In The Ask and The Answer there isn’t as much running away and a lot more characters. This added a richness that I didn’t feel in the first book. A lot of the new characters aren’t depicted as either good or bad. It’s hard for Todd and Viola to figure out who’s on their side. In fact there are times when they aren’t even sure who’s side they, themselves are on.

There is a switch in narrator in this one, back and forth from Todd and Viola. I’ve noticed this writing style being used more and more. What Ness does different,  however, is that he uses two different fonts: one for Todd and one for Viola. This helped me to keep straight who was telling the tale in each chapter and also, for some reason, added to the development of the characters.

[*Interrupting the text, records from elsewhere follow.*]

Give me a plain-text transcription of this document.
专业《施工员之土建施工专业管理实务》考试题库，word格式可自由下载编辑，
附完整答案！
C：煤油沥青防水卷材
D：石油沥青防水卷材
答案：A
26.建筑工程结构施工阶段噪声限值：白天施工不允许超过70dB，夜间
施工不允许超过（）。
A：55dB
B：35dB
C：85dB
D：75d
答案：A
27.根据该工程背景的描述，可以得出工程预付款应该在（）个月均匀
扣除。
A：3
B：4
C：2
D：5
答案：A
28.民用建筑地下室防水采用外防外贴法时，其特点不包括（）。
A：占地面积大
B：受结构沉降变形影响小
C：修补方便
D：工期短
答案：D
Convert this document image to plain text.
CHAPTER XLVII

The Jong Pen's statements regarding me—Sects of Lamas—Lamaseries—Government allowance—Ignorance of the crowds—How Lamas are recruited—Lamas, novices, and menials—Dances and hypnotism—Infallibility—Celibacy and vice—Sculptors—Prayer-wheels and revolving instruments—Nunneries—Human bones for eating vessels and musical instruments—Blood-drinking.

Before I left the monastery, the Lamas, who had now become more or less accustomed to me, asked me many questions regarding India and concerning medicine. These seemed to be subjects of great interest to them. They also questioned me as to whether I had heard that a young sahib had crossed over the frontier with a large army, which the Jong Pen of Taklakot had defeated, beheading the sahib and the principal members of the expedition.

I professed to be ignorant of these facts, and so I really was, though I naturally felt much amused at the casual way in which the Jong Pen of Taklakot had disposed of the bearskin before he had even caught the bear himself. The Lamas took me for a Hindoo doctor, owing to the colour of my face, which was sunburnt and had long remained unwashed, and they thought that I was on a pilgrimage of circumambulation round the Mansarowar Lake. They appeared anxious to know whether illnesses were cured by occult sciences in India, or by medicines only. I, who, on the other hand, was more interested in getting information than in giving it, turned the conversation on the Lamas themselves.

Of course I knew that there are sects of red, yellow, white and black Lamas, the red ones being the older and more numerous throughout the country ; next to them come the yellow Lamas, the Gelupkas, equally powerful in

Towards the end of the book, he does something wicked cool with the back and forth change of narrator. I thought it was brilliant and so fun to read.


The only bone I have to pick with Ness is the introduction of Lee. See, I am getting kinda tired of what seems to be the need to have a love triangle in dystopic YA novels. Lee’s a boy, he meets Viola, they connect……see where I’m going with this? Do we need another love triangle? I fear once book three hits there will be TeamTodd and TeamLee camps springing up everywhere. Or maybe Ness is just messing with us. Here’s hoping.


This is a large book at just over 500 pages, but it felt like I breezed through it. And now I need to read the third and final book, Monsters of Men. Now.

I asked for a review copy and Candlewick Press answered by send one.